El presidente aparece débil y a la defensiva, más cerca de Carter que de Reagan

El ambicioso programa de reformas de Barack Obama estaba diseñado, probablemente, para hacer frente a feroces opositores en el Congreso, taimados ayatolás en Irán y pérfidos terroristas en las calles. Pero para lo que, con toda seguridad, no estaba preparado es para sortear la amenaza de un vertido de petróleo. Esa amenaza, sin embargo, es ahora de tal dimensión que la presidencia de Estados Unidos y toda la Administración están hoy a centímetros de sumergirse en el caos.

La mancha que se extiende en el golfo de México no es ya el Katrina de Obama; es su Irak, el problema que lo condiciona todo, que lo posterga todo y que emborrona todo. Algunos comentaristas lo han llamado su Waterloo; otros lo han comparado con el desastre de los rehenes de Teherán. No exageran. Ninguna iniciativa del Gobierno, tanto de orden doméstico como internacional, tiene en estos momentos posibilidades de prosperar. El presidente, criticado por la oposición y por sus aliados entre la izquierda ecologista, carece de respaldo y de energías para cualquier otra cosa que no sea detener el vertido.

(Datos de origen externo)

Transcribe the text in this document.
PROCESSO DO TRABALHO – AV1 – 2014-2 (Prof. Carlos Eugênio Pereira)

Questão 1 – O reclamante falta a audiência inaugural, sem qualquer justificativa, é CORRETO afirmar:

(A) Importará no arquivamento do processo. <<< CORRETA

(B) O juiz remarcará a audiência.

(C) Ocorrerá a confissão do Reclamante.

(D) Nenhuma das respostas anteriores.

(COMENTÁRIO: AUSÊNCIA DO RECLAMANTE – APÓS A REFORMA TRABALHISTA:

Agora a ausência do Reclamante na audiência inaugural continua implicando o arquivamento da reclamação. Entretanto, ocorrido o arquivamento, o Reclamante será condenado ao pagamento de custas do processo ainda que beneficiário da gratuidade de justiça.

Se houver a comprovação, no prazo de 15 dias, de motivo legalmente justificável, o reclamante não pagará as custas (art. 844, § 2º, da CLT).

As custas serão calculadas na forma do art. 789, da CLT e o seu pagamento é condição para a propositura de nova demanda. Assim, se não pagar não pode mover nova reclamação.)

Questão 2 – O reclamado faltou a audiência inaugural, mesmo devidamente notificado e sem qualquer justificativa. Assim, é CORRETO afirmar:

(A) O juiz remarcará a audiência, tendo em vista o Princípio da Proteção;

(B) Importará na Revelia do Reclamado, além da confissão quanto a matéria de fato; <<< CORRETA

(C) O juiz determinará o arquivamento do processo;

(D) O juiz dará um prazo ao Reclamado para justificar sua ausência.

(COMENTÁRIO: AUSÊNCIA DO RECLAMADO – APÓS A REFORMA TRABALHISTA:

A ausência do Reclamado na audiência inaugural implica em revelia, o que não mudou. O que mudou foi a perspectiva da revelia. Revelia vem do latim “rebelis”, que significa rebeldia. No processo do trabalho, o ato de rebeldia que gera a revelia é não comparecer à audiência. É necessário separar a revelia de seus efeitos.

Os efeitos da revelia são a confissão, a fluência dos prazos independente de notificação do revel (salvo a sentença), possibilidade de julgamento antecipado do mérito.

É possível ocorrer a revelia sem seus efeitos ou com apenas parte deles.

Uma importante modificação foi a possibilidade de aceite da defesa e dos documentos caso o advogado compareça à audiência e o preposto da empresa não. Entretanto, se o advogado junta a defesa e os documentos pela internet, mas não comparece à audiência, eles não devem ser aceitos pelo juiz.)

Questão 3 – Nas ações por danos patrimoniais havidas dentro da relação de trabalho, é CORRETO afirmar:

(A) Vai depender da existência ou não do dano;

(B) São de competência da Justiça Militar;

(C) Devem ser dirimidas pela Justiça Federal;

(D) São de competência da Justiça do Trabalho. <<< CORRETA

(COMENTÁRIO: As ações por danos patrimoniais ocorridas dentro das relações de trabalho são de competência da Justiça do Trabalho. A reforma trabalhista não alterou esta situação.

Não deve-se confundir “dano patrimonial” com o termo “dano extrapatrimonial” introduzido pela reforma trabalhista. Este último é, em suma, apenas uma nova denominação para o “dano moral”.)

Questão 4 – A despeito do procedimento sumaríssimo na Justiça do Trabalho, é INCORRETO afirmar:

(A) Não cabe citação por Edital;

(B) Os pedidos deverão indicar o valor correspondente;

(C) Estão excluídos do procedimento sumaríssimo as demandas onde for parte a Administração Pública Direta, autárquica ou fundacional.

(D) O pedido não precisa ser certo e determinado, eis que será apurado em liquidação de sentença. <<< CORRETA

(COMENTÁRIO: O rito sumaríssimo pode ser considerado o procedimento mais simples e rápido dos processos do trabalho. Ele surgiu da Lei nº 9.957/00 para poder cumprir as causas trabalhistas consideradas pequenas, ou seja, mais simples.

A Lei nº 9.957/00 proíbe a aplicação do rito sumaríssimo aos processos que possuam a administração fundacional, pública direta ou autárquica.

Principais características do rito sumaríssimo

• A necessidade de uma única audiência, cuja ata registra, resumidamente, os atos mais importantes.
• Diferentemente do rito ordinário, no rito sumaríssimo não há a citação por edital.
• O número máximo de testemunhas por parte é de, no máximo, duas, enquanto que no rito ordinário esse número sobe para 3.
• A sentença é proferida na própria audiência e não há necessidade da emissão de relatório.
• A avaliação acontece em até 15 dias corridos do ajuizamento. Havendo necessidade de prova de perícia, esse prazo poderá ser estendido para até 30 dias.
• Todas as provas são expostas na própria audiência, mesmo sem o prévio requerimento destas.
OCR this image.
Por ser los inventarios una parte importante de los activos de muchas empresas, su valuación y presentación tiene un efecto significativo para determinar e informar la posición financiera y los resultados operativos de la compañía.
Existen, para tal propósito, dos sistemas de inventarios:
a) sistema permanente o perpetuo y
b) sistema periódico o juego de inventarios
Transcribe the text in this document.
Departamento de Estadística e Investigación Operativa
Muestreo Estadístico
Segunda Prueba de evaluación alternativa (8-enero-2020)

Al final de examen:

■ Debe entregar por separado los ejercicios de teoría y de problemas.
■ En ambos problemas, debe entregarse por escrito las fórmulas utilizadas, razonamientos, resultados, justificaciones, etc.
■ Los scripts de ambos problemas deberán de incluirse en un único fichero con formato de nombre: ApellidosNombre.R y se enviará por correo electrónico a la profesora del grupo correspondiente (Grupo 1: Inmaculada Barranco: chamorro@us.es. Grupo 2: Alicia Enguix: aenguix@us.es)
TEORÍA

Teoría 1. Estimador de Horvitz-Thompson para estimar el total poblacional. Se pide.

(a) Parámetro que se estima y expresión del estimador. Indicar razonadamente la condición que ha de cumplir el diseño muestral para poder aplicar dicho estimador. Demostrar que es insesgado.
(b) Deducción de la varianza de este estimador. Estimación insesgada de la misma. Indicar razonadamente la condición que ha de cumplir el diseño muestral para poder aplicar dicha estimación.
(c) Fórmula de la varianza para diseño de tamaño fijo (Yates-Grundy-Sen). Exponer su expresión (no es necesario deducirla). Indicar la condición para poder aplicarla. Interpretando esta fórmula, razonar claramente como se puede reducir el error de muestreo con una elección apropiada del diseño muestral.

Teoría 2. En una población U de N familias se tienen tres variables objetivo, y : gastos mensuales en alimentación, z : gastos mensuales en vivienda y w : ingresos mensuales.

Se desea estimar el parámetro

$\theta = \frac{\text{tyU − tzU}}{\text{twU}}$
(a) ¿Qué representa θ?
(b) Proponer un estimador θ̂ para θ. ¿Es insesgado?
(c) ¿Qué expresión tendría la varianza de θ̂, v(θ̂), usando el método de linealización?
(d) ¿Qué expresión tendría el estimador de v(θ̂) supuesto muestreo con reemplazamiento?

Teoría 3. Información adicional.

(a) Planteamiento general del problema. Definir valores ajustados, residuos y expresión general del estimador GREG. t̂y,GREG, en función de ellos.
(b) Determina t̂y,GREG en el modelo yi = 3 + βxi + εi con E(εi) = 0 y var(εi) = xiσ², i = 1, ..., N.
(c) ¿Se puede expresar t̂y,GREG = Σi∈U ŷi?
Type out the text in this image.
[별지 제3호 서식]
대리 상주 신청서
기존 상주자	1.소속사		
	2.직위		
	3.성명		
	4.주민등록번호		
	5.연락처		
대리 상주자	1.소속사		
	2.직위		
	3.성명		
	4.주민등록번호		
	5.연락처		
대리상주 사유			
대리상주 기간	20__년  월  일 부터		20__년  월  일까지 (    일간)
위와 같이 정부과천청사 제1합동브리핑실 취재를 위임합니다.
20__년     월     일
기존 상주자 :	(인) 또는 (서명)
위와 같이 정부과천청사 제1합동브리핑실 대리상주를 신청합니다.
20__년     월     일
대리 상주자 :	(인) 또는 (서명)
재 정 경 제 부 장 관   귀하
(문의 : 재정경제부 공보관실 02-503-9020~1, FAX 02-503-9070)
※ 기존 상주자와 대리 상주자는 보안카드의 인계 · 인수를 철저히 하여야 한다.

Los republicanos se centran ahora en criticarle por su incompetencia

La impotencia en el control de la fuga ha desatado la rabia en la opinión pública

La entrevista con la gobernadora de Arizona se ha visto oscurecida

La reforma migratoria no tiene la menor posibilidad de sobrevivir

Hoy regresará Obama a la región del Golfo. Es su tercera visita. A la Casa Blanca no se le ocurre otra forma de hacer visible que se involucra personalmente en la crisis. Quizá porque no hay otra forma. Carente de los recursos técnicos necesarios para reparar con garantías una avería ocurrida a 1.500 metros de profundidad, este caso se ha convertido en una dramática manifestación no solo de los límites de la tecnología, sino de los límites de la nación más poderosa que ha conocido la humanidad.

Esa impotencia, que ha desatado entre la opinión pública un sentimiento de frustración y de rabia, ha transformado a un político muy seguro en un líder débil, defensivo y hasta negligente en el uso de los medios públicos. La oposición republicana, que hasta ahora se centraba en la denuncia del izquierdismo del presidente, ha encontrado ahora un ángulo mucho más dañino: su incompetencia.

La reforma sanitaria fue motivo de críticas a Obama por el gigantismo de sus proyectos y el radicalismo de sus cambios; el vertido de petróleo ha abierto la veda a las críticas por su falta de reflejos, su bisoñez y su insensibilidad ante los problemas de mayor impacto entre los ciudadanos. Su perfil de frío académico se acentúa en grave detrimento del de líder político. El vertido lo sitúa mucho más cerca de Jimmy Carter que de Ronald Reagan.

El daño infligido sobre el presidente desvaloriza toda su gestión y la de su Administración. Acontecimientos muy relevantes, como la entrevista que Obama sostuvo ayer con la gobernadora de Arizona, Jan Brewer, para tratar el problema de la inmigración ilegal, o el viaje del secretario de Defensa, Robert Gates, a Asia para discutir los graves problemas de seguridad en esa región, se han visto completamente oscurecidos por la reparación en el Golfo. Incluso la crisis con Israel y Turquía, dos aliados estratégicos indispensables, ha quedado en un segundo lugar.

Proyectos fundamentales de la agenda de Obama, como la reforma migratoria o la reforma energética, no tienen la menor posibilidad de sobrevivir en el Congreso en estos momentos. Otras, como la reforma medioambiental que el presidente ha intentado poner sobre la mesa con motivo de la crisis de BP, son una mera exposición de intenciones sin apenas oportunidad de progresar. Incluso la reforma financiera, que está aprobada por ambas cámaras, podría sufrir algún retraso inesperado. Hasta parecen haber perdido sentido ya los desplazamientos de Obama a las ciudades más afectadas por la crisis económica.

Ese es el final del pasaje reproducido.